Healing qigong is also not faith healing. Faith is not required. However, there is no disputing the effect that a positive state of mind can have on the healing process. For this reason we encourage people to believe in whatever they can.

"There are more things in Heaven and Earth than are dreamt of in your philosophy, Horatio." - Hamlet
“Sure. But that’s no reason to be irrational” - Unknown
Tab 5

Wushu (Martial Arts) Qigong

Traditional martial arts of all styles have always included some type of qigong as part of their training. This special type of qigong conditions mind and body for fighting and also has a wide range of benefits for mental and physical health. A healthy mind and body are the foundation for a proficient martial artist.
The martial arts training at this school includes "hard qigong" and "soft qigong" to strengthen and develop one's physical and mental health, develop extraordinary physical ability, and develop the ability to prevent injury and withstand attacks.

Martial Arts and Healing Arts

Martial arts and healing arts go hand in hand.

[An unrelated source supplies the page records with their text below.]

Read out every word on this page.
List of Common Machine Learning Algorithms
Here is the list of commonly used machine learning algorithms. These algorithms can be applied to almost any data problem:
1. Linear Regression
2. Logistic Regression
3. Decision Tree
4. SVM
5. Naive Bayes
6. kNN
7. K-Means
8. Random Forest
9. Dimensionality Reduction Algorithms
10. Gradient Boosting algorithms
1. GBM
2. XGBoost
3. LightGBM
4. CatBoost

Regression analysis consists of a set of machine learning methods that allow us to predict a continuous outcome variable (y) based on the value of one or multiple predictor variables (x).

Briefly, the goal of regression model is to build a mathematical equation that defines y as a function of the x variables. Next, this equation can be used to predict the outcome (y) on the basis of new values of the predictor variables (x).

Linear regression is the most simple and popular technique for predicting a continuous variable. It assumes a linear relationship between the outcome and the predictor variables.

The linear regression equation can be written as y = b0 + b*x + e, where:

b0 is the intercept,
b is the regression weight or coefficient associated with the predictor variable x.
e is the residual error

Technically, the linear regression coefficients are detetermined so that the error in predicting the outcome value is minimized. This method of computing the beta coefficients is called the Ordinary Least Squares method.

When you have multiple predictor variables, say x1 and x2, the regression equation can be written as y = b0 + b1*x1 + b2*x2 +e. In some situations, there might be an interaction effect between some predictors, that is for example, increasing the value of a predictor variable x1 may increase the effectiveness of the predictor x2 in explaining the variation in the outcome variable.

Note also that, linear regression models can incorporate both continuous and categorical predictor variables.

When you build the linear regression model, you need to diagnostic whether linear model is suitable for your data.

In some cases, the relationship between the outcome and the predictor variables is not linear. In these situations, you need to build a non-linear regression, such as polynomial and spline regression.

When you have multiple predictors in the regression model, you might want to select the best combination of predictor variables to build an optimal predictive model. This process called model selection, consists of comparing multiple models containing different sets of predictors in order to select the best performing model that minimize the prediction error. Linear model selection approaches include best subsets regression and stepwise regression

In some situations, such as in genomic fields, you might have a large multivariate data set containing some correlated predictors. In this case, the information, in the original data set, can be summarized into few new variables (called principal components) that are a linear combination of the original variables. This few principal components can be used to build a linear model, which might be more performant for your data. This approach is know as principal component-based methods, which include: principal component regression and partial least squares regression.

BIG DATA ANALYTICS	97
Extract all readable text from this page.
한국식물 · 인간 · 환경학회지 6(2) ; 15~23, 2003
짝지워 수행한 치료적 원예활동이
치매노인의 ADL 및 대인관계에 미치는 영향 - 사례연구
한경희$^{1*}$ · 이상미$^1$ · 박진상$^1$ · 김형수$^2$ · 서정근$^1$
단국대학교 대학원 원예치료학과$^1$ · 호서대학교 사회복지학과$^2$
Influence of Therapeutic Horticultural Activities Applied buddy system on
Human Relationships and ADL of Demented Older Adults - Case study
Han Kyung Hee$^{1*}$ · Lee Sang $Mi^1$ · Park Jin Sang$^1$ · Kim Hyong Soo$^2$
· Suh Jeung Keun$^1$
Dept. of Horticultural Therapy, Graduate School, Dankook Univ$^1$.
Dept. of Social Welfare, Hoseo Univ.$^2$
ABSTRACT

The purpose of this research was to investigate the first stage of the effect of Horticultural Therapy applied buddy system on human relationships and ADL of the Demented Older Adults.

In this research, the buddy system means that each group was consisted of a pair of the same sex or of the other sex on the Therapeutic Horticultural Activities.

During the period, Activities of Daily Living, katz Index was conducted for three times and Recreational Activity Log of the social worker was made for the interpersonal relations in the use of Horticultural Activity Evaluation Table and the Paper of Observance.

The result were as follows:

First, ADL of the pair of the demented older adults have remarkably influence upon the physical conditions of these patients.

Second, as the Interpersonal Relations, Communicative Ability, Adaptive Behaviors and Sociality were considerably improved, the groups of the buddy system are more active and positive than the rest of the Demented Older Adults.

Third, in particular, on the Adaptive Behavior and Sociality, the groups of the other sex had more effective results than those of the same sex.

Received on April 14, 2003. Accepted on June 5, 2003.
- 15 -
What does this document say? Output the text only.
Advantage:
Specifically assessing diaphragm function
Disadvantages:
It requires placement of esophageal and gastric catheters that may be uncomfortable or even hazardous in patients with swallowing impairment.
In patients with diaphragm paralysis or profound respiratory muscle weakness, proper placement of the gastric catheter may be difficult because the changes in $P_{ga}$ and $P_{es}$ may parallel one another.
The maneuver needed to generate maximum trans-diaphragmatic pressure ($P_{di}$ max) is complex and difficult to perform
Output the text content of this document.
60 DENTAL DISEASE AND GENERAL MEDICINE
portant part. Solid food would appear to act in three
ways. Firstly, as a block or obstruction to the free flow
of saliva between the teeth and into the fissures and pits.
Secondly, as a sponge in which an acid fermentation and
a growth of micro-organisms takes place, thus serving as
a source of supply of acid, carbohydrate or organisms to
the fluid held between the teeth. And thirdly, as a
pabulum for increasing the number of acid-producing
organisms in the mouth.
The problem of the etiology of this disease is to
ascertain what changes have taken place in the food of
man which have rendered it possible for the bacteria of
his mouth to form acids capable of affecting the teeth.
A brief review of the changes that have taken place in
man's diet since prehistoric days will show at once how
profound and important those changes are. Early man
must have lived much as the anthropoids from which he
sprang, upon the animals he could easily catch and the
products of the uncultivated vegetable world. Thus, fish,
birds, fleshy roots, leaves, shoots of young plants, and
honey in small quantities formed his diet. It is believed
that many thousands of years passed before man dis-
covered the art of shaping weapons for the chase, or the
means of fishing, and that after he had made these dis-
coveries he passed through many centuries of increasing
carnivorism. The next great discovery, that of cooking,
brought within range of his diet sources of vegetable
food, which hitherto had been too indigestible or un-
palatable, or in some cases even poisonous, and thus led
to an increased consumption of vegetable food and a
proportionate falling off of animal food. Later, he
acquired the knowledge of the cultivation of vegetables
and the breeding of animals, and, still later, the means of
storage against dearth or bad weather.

For millennia, martial artists have trained as healers, and healers have studied martial arts.

Both cultivate subtle awareness and understanding of the energetics of body mind and spirit.

Exercises that are used to develop martial power and extraordinary abilities of mind and body, have also been used to improve health, prevent illness, and treat a variety of conditions.

Balance, harmony, strength, balance, peace of mind, proper alignment, concentration, memory, adaptability, agility, fulfillment, strong bones, healthy organs, good digestion, awareness, quick recovery time, healthy immune system, mental and spiritual well-being...
These are attributes of a good martial artist, just as they are measures of good health.

Martial arts training has, over the centuries, developed many profound methods for improving health, strengthening the body and mind, and reducing stress. Some of these methods have been adopted by various healing modalities, just as various healing exercises have been incorporated into martial arts practice.

While martial arts, particularly internal styles like tai chi, are renowned for their health benefits, there are also a great many “qigong” or “neigong” exercises that have no direct relationship to martial arts:

  • Medical qigong exercises are designed specifically for certain medical conditions.
  • Daoist qigong exercises are for more general health and longevity.
  • Buddhist qigong focuses on specific mental and physical abilities.
  • Healing qigong exercises are designed to train people to heal others.
  • Martial arts qigong is meant to enable a person to prevent injury, increase vitality, and develop extraordinary abilities of the mind and body.